A 24-year-old man with a history of HIV and large B cell lymphoma (currently in remission) presented with fever, dry cough and dizziness. His CD4+ count was undetectable, and the HIV viral load was 109 295 cop/mL. Physical examination revealed fever, hypotension and tachycardia with coarse breath sounds in the middle and lower chest zones bilaterally. Chest imaging showed diffuse abnormal micronodular and patchy infiltrates, without focal consolidation. A cavitary lesion was noted measuring 5×2 cm in axial dimensions within the left lower lobe and multiple small cystic lesions in the background. Bronchoalveolar lavage fluid culture grew The patient was empirically treated with vancomycin and piperacillin-tazobactam for multifocal pneumonia with concerns for sepsis and was started on combined antiretroviral therapy (cART) with abacavir/dolutegravir/lamivudine. Symptoms improved after day 3 of therapy, and the patient was discharged home on 2 weeks of moxifloxacin, in addition to the cART and appropriate chemoprophylaxis.

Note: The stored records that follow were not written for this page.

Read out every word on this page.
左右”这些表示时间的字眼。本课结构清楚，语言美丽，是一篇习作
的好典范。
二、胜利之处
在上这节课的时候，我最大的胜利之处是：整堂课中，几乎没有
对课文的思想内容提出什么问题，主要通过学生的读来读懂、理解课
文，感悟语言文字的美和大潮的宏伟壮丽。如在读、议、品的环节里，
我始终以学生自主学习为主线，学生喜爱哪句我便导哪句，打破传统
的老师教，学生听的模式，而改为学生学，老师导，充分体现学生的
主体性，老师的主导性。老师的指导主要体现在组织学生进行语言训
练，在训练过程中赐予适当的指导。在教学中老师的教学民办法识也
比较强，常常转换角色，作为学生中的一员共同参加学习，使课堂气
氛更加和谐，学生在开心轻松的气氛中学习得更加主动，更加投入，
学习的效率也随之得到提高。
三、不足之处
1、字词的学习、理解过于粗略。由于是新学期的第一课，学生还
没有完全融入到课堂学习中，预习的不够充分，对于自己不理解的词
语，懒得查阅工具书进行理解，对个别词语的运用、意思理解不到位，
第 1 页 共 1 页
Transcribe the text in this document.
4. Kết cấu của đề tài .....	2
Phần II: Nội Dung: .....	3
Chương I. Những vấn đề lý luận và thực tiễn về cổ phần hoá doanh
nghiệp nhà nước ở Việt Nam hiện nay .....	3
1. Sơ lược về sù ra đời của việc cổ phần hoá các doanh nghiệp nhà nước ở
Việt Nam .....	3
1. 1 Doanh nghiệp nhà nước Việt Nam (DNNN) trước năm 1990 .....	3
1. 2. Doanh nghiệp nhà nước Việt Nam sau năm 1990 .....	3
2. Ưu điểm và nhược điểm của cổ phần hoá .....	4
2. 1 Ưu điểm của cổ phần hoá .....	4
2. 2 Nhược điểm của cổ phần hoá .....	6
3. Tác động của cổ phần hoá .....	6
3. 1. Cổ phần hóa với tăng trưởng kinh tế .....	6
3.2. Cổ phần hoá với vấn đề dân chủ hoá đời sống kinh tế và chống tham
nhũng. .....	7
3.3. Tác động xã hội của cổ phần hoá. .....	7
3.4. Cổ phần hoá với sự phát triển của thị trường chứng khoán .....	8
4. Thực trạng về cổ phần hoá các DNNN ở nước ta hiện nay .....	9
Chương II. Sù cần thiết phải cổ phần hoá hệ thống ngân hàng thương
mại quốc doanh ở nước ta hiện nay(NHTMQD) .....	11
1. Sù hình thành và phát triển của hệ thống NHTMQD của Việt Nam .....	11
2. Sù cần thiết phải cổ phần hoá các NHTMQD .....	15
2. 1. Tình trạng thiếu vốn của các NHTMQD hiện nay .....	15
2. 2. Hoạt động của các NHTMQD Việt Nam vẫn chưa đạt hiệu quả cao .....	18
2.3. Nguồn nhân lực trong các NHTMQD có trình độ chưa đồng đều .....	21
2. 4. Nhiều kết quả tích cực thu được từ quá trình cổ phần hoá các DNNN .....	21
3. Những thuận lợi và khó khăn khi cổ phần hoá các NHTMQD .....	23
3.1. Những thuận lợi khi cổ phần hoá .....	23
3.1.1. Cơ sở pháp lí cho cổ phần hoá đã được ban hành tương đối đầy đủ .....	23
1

一名有人类免疫缺陷病毒(HIV)病史和大B细胞淋巴瘤(目前处于缓解期)的24岁男性,出现发热、干咳和头晕症状。其CD4+细胞计数无法检测到,HIV病毒载量为109295拷贝/毫升。体格检查发现发热、低血压和心动过速,双侧中下胸部区域呼吸音粗糙。胸部影像学显示弥漫性异常微小结节和斑片状浸润,无局灶性实变。在左下叶发现一个轴向尺寸为5×2厘米的空洞性病变,背景中有多个小囊性病变。支气管肺泡灌洗 fluid culture grew(此处原文有误,推测可能是“Bronchoalveolar lavage fluid culture grew bacteria”之类,暂按“支气管肺泡灌洗培养出……”理解)。鉴于患者有败血症风险,经验性地给予万古霉素和哌拉西林 - 他唑巴坦治疗多灶性肺炎,并开始使用阿巴卡韦/多替拉韦/拉米夫定进行联合抗逆转录病毒治疗(cART)。治疗第3天后症状改善,患者出院回家,除了接受cART和适当的化学预防外,还服用两周的莫西沙星。